I really don’t think she knew what she was doing.

My fiance and I have discussed it and though we figure she’s not going to choose us because she doesn’t “like us”, it’s probably better that way. She was very unprofessional and she had no idea what she was doing. She had us write our information on INDEX CARDS for crying out loud! I don’t think we would have even signed contracts if we’d gotten it. Either way, we won’t know until sometime next week, though we’re already looking in to other places.

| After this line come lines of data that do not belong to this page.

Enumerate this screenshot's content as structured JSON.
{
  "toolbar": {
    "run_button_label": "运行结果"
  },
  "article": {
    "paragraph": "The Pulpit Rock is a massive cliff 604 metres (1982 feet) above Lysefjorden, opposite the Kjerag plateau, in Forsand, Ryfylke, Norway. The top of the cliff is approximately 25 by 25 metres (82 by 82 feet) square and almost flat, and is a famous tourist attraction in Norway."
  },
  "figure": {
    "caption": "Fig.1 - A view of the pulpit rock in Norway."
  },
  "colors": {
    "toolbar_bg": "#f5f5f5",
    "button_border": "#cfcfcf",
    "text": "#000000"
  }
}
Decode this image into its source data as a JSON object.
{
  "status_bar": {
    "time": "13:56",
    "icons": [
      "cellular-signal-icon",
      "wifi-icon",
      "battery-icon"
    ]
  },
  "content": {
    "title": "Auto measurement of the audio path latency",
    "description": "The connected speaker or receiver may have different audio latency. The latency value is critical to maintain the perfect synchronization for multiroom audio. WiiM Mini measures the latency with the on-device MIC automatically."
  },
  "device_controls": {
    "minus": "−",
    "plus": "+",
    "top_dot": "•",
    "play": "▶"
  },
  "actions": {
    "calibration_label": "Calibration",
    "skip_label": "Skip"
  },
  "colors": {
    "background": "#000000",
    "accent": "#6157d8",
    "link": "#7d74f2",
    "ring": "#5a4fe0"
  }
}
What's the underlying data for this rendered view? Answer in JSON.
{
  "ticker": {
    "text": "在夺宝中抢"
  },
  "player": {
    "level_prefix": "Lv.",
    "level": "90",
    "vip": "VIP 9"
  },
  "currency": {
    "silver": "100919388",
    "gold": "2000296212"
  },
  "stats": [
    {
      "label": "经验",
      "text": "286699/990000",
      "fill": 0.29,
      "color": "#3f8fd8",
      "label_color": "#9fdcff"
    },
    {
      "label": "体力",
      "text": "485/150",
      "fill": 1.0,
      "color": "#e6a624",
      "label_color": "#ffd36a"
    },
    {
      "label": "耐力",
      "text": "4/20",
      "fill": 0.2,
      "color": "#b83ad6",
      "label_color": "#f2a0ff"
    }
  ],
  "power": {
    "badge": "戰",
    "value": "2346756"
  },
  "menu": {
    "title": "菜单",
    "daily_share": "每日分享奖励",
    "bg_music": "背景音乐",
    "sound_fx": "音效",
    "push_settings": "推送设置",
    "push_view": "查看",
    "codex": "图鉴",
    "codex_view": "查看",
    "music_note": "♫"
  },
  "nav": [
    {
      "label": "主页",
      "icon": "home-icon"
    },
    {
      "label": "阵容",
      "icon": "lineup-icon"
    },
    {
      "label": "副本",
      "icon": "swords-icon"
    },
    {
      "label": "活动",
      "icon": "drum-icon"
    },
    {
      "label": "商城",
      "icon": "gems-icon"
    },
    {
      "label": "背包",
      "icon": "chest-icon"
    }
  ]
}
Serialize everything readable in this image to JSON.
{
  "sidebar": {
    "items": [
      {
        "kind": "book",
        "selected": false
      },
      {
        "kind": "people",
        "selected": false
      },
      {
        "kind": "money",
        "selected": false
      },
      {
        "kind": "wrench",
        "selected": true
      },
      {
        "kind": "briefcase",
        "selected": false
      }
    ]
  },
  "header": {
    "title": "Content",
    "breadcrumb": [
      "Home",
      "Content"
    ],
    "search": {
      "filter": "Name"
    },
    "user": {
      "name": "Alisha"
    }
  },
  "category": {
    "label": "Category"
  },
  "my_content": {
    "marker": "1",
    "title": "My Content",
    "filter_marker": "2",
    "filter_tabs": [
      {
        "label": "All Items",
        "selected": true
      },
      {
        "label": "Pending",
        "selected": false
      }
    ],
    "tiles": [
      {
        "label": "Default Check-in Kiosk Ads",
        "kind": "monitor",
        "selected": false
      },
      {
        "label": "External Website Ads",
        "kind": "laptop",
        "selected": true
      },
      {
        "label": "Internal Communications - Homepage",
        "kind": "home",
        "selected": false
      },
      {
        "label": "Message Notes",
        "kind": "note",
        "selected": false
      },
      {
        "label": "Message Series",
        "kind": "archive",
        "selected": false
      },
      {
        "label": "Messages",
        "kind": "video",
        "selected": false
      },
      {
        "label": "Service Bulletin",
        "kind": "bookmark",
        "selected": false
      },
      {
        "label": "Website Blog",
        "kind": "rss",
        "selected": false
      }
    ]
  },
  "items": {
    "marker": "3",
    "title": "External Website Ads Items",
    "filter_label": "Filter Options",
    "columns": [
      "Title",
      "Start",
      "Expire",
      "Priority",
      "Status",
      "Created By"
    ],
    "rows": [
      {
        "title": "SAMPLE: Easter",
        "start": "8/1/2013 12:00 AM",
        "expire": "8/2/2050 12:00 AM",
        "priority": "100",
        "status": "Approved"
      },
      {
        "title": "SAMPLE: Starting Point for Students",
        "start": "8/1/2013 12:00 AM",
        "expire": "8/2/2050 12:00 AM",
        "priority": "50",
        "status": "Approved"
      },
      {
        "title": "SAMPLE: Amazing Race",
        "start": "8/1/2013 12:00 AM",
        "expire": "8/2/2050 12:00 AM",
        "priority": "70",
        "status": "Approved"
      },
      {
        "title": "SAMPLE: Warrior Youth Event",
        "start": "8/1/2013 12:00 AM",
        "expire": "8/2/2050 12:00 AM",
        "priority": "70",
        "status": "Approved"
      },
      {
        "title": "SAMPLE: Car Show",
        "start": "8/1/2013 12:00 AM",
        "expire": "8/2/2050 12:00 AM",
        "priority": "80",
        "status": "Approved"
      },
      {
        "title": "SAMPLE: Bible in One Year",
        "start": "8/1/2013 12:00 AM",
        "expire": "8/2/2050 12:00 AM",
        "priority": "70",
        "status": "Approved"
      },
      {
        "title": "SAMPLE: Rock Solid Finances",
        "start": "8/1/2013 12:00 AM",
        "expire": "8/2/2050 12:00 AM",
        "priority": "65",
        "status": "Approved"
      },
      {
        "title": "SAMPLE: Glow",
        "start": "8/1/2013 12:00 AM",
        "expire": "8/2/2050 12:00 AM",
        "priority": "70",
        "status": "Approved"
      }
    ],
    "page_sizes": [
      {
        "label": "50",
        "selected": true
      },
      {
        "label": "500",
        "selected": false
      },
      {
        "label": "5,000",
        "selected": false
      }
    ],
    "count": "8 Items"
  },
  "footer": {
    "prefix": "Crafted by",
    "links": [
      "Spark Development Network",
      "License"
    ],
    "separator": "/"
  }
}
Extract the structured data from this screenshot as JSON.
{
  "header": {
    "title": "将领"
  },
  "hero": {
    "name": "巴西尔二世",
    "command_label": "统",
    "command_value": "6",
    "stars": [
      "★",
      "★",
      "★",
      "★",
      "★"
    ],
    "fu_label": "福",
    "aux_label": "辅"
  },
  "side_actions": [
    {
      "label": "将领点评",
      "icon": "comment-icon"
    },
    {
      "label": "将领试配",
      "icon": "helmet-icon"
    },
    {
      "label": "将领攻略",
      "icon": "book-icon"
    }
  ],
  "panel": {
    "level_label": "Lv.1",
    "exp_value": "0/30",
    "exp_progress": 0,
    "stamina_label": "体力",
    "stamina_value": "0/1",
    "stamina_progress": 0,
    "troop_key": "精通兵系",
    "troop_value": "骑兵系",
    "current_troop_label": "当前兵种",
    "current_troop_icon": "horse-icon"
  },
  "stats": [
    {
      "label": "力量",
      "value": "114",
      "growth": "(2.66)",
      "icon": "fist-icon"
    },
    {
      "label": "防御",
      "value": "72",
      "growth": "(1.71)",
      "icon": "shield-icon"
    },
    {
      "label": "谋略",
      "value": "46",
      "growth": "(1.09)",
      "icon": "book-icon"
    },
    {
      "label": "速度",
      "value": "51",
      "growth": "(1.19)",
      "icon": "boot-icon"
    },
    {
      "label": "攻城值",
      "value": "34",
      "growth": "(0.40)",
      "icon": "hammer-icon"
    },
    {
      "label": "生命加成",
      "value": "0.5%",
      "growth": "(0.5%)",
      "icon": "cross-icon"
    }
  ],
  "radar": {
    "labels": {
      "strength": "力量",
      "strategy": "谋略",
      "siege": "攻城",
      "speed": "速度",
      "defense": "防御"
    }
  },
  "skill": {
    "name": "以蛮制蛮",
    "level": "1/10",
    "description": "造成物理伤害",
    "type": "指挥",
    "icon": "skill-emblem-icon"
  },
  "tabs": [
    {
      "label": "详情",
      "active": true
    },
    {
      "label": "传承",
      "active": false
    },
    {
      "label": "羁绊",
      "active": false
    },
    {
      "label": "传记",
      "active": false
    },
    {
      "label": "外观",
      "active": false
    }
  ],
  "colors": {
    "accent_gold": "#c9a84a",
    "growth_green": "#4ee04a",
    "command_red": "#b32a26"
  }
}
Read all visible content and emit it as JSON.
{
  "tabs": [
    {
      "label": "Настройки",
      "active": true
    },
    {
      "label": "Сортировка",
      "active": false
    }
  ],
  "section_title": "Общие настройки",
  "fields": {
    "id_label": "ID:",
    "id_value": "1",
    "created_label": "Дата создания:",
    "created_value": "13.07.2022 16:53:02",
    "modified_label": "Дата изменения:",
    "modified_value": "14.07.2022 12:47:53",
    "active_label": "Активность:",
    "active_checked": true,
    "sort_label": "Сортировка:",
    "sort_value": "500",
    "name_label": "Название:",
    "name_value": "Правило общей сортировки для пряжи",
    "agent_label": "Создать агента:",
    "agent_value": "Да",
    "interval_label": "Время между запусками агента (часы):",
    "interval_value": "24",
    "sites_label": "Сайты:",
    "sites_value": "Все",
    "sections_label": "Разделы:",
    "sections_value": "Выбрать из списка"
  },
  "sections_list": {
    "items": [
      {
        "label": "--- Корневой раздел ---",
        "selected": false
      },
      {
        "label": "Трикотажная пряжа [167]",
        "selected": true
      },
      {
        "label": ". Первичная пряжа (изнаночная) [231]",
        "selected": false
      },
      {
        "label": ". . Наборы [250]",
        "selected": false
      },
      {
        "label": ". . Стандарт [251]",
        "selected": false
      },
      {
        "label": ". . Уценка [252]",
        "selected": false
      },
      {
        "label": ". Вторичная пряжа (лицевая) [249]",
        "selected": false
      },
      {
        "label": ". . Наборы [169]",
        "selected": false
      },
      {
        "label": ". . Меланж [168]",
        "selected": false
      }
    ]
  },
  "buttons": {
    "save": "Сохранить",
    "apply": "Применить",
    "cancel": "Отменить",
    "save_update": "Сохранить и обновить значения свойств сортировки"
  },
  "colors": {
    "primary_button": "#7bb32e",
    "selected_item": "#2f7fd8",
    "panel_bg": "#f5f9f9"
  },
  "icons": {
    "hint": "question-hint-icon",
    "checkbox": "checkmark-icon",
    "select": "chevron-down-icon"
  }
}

But back to my ORIGINAL dilemma that I never really addressed. Is it really that big of a deal for him to not have a job even though he has proof of his income as do I to mine? According to the fair housing act, it’s discrimination and illegal, but I guess if we really don’t have proof (even though we technically do). It’s just kind of blah. One place we looked at wouldn’t even LOOK at us because my fiance was a full-time student and required a co-signer and was going to up our rent if we “met their standards”. How messed up is that?

I don’t know. Things are going a bit downhill now. I wish things would look up for once.